Re mitral valve leak I had one that got worse as I got older and had to be repaired. However, because of my heart position the scans weren't effective at showing how bad it was and I had to have a TOE, camera down the throat to really see it.
I was told the same when first put on anticoagulant, so felt very confused when the doc at the hospital was saying that I could stop. I'll be staying on them.
Find out what they think the beta blocker is for. If he thinks it's pushing heart rate too low consider peridropil which has worked wonders for my endurance as I really do need the valve replaced but it would involve opening me up for a second time. Consultant doesn't really understand why it helps, but it's definitely been a game changer for me.
I guess I'll need to wait and see if there's any clearer info to this once they do the CT Scan. I'll remember this though and note the name of the peridropil.
I just skimmed a 2019 research paper on your question. There was some thought at the time that mitral regurgitation (MR) might even have some protective effect against ischemic stroke in individuals with AF, I suppose somehow related to increased fluid dynamics in the heart. The one 2019 research paper I looked at found neither a protective effect against, nor a greater risk for ischemic stroke for either mild or severe MR in individuals with AF.
I have moderate Tricuspid regurgitation as well as persistent AF. I am not currently on anticoagulants due to my age (58) and no comorbidities. I was concerned that the leaking valve and the back flow it caused might contribute to stroke risk but I have seen an EP privately, as well as one on the NHS and both advised that it doesn’t.

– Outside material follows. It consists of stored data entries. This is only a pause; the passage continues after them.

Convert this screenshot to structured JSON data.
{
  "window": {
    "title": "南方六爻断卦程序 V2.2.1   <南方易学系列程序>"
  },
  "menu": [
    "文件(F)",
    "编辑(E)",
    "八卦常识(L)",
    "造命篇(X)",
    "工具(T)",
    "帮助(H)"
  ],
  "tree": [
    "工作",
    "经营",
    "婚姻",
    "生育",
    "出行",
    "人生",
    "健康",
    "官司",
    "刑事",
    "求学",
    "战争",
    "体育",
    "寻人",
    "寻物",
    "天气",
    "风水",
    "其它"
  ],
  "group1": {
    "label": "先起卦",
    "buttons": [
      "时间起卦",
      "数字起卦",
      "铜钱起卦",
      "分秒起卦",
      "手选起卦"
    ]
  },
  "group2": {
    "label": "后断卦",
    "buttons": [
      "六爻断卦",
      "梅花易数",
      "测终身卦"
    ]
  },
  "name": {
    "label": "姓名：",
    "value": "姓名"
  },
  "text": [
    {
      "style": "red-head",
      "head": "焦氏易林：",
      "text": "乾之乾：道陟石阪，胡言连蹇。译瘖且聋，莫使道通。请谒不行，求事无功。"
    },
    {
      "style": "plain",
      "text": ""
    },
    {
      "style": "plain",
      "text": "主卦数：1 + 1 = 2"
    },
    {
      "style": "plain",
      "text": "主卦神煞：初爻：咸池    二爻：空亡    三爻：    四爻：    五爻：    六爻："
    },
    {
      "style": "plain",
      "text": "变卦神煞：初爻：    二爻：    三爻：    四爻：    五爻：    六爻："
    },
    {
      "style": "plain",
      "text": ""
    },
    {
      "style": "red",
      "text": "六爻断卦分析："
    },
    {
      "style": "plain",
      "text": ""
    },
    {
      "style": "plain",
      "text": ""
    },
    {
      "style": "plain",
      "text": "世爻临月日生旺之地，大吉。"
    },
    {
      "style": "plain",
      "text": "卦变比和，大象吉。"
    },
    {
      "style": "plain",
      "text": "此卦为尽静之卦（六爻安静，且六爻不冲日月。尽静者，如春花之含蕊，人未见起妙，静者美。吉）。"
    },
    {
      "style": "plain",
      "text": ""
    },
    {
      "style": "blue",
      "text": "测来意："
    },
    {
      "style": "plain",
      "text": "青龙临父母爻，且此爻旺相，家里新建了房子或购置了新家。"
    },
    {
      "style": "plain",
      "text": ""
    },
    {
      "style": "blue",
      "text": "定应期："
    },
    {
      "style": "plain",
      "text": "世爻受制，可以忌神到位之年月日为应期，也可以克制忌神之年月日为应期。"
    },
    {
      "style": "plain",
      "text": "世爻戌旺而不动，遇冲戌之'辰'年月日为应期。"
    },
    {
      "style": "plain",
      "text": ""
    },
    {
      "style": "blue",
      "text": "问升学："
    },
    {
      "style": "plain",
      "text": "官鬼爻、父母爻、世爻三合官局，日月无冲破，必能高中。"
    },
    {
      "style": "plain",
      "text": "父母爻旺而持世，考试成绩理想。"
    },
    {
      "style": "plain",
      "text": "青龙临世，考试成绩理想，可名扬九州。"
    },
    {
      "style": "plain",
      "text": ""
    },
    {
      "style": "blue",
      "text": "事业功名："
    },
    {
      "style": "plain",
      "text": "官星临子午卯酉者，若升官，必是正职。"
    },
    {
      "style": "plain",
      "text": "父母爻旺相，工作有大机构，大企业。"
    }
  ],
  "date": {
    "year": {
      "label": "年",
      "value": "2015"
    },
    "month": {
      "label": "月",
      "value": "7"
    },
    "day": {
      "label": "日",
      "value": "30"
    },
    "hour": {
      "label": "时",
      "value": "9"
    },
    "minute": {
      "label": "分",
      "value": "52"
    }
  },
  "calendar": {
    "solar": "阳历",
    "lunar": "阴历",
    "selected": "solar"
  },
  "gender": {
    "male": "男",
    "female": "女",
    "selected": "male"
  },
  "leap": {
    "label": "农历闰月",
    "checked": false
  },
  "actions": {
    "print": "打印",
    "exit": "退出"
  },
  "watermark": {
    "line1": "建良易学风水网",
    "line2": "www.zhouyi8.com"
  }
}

The private EP explained that a degree of back flow occurs into the main veins bringing blood back to the heart every time the heart contracts, as there are no valves between the veins and the atria to prevent it, so blood flowing “ the wrong way” doesn’t cause clots to form in itself. The problem with leaky valves is that they can cause the heart to become more inefficient if they progress, as you know. I’m currently down to have an echocardiogram every three years to monitor mine. Having said all that, given that you say your ChadsVasc score is 3, I would have thought staying on ACs would be the best course in the circumstances.